# Tommy Cooper



## Terri_TT (Nov 18, 2004)

So Batman came up to me & he hit me over the head with a vase & he went
T'PAU! I said "Don't you mean KAPOW?? He said "No, I've got china in my
hand."

You invented Tipp Ex, correct me if I'm wrong.

I'm so lazy I've got a smoke alarm with a snooze button.

I bought some Armageddon cheese today, and it said on the packet 'Best
Before End'

So I went to buy a watch, and the man in the shop said "Analogue." I
said "No, just a watch."

I went into a shop and I said, "Can someone sell me a kettle." The bloke
said "Kenwood" I said, "Where is he?"

So I went in to a pet shop. I said, "Can I buy a goldfish?" The guy
said, "Do you want an aquarium?" I said, "I don't care what star sign it
is."

I was in this restaurant and I asked for something herby. They gave me a
Volkswagen with no driver.

My mate is in love with two schoolbags. He's bisatchel.

I went to the doctor. I said to him "I'm frightened of lapels." He said,
"You've got cholera."

So I met the bloke who invented crosswords today. I can't remember his
name, it's P something T something R.

I was reading this book today, The History Of Glue, and I couldn't put
it down.

I phoned the local ramblers club today, and this bloke just went on and
on.

My mate asked me "What do you think of voluntary work?? I said "I
wouldn't do it if you paid me."

So I was in the jungle and there was this monkey with a tin opener. I
said, "You don't need a tin opener to peel a banana." He said, "No, this
is for the custard."

This policeman came up to me with a pencil and a piece of very thin
paper. He said, "I want you to trace someone for me."
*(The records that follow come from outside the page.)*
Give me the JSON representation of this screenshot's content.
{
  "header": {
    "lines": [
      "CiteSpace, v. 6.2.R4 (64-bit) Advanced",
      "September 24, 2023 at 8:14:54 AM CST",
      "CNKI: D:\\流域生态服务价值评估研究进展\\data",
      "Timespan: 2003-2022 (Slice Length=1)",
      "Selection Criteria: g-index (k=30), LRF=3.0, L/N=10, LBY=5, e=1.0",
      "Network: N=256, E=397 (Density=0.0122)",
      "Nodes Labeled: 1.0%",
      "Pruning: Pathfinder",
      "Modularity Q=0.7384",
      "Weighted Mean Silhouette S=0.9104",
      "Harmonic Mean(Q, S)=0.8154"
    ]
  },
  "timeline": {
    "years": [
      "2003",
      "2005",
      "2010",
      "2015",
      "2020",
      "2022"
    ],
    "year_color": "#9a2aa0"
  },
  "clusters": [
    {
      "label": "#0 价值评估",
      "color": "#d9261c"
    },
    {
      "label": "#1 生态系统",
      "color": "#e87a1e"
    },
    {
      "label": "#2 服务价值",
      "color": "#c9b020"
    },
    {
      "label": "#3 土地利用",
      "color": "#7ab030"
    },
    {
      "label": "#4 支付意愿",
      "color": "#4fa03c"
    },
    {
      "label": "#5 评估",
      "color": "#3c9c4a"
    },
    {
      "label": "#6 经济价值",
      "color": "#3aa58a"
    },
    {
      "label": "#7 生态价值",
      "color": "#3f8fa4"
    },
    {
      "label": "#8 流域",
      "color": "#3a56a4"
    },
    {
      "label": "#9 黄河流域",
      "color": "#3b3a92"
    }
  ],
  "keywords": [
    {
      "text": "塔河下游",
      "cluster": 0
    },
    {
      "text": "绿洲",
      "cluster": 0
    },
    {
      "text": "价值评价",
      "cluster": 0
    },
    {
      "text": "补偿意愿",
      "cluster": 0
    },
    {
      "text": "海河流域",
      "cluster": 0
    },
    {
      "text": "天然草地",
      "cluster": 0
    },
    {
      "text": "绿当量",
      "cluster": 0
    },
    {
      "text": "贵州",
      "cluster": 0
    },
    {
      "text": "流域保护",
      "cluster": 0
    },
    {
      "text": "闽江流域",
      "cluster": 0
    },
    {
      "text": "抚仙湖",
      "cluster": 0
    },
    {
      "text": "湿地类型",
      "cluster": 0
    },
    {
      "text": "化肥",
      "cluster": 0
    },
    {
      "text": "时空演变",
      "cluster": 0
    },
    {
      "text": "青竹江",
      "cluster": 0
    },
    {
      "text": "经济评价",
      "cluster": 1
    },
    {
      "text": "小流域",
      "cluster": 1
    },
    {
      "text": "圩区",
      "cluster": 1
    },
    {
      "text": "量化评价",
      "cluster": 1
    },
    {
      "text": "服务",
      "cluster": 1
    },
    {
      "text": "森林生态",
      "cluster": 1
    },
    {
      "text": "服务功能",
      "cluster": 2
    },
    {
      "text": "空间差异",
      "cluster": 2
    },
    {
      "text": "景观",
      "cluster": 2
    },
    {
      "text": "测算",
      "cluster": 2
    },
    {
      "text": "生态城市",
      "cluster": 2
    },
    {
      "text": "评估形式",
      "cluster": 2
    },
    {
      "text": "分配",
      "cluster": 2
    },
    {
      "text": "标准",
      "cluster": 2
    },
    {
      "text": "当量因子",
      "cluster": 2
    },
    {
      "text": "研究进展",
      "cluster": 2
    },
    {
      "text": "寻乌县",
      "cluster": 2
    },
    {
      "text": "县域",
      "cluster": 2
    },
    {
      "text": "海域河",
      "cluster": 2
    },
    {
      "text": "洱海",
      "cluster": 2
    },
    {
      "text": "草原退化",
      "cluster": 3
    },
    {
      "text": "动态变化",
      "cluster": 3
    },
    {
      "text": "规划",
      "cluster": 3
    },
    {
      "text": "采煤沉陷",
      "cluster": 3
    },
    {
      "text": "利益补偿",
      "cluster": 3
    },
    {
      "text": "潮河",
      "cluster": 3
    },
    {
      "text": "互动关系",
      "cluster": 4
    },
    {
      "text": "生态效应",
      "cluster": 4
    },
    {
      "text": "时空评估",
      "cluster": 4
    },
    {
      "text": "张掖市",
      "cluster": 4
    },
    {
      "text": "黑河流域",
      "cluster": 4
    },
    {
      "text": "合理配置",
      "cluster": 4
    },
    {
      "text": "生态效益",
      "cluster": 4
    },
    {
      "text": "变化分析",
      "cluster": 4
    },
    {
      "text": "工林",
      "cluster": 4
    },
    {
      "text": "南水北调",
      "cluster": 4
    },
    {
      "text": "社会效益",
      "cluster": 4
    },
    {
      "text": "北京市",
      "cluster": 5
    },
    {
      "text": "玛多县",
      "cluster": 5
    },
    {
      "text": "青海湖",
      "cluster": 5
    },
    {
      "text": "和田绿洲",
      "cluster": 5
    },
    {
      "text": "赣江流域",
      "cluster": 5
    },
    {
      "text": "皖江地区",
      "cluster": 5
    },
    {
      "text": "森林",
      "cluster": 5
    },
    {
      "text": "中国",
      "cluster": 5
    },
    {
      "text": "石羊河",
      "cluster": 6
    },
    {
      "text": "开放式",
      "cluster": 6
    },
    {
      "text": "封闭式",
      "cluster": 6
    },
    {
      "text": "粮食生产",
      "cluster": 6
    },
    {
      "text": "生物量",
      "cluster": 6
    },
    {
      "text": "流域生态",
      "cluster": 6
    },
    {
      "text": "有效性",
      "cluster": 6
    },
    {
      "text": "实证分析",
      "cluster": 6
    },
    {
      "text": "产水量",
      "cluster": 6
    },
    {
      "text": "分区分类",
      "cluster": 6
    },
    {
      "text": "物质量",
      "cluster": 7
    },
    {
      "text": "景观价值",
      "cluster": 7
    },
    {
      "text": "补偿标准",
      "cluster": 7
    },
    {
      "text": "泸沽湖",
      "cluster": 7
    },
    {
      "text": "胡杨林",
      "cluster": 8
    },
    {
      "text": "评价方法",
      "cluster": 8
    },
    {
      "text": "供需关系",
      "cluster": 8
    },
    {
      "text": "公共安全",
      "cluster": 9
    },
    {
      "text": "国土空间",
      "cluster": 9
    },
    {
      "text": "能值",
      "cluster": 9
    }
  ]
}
So this lorry full of tortoises collided with a van full of terrapins.

It was a turtle disaster.

So I told my girlfriend I had a job in a bowling alley. She said
"Tenpin?" I said, "No, it's a permanent job."

So I told my mum that I'd opened a theatre. She said, "Are you having me
on?" I said, "Well I'll give you an audition, but I'm not promising you
anything."

I phoned the local builders today, I said to them "Can I have a skip
outside my house?" He said, "I'm not stopping you!"

So this cowboy walks in to a German car showroom and he says "Audi!"

So I fancied a game of darts with my mate. He said, "Nearest the bull
goes first" He went "Baah" and I went "Moo" He said "You're closest"

So I met this bloke with a didgeridoo and he was playing Dancing Queen
on it. I thought that's Aboriginal.

I was driving up the motorway and my boss phoned me and he told me I'd
been promoted. I was so shocked I swerved the car. He phoned me again to
say I'd been promoted even higher and I swerved again. He then made me
managing director & I went right off into a tree. The police came and
asked me what had happened. I said "I careered off the road"

I visited the offices of the RSPCA today. It's tiny you couldn't swing a
cat in there.

I was stealing things in the supermarket today while balanced on the
shoulders of vampires. I was charged with shoplifting on three counts.

I bought a train ticket and the driver said "Eurostar" I said "Well I've
been on telly but I'm no Dean Martin.

I phoned the local gym and I asked if they could teach me how to do the
splits. He said, "How flexible are you?" I said, "I can't make Tuesdays
or Thursdays."

So I went to the local video shop and I said, "Can I take out The
Elephant Man?" He said, "He's not your type." I said "How about Batman
Forever?" He said, "No, you'll have to bring it back tomorrow"


----------



## TeeTees (Mar 9, 2006)

:lol: :lol: FLMAO.....the more stoopid, the better !! :lol:


----------



## CH_Peter (May 16, 2002)

:lol: :lol: :lol:

Some classics there!


----------



## GoingTTooFast (Apr 4, 2006)

I took my dogs to the vet today because he's cross eyed.

The vet picked him up, looked at his eyes, then said 'Im sorry I've got to put your dog down'

'Why, because he's cross eyed?'

'No, because he's heavy.'

Tommy Cooper is my hero! Although a few of those jokes are actually from Tim Vine! :wink:


----------



## TeeTees (Mar 9, 2006)

I actually didn't like Tommy Cooper when I was a toddler.....basically, I think it's cuz I didn't understand the quick-thinking jokes. But boy, do they crack me up now !! :lol:


----------



## YELLOW_TT (Feb 25, 2004)

:lol: :lol:


----------



## ObiWan (Sep 25, 2005)

Timeless :lol:


----------



## stevo2006 (May 8, 2006)

Tommy Cooper...LEGEND

:lol: :lol: :lol: :lol: :lol:

love it

[smiley=clown.gif] [smiley=jester.gif] [smiley=party2.gif]


----------



## The Silver Surfer (May 14, 2002)

:lol: Some good ones there.


----------



## Bravo (Nov 5, 2006)

Sorry to interrupt the thread.

But I can't bare to see these jokes being credited to Tommy Cooper, when they were actually made up by a British Comedian named 'Tim Vine'. A lot of their jokes often get muddled up.

But yes, some of them are hilarious.

His Wikipedia page can be found here; http://en.wikipedia.org/wiki/Tim_Vine

And his Website; http://www.timvine.com/

He's currently touring at the moment, so if you get the chance to see them then please do. I saw him a couple of days ago, and he was just hilarious.

It's just a shame, as he aspires to Mr. Cooper, but often gets discredited for some of his superb one-liners.


----------



## GoingTTooFast (Apr 4, 2006)

Bravo said:


> Sorry to interrupt the thread.
> 
> But I can't bare to see these jokes being credited to Tommy Cooper, when they were actually made up by a British Comedian named 'Tim Vine'. A lot of their jokes often get muddled up.
> 
> ...


See my post above mate :wink:


----------



## Bravo (Nov 5, 2006)

Ah right, hadn't seen that. 

Well, the topic title should be Tommy Cooper & Tim Vine!


----------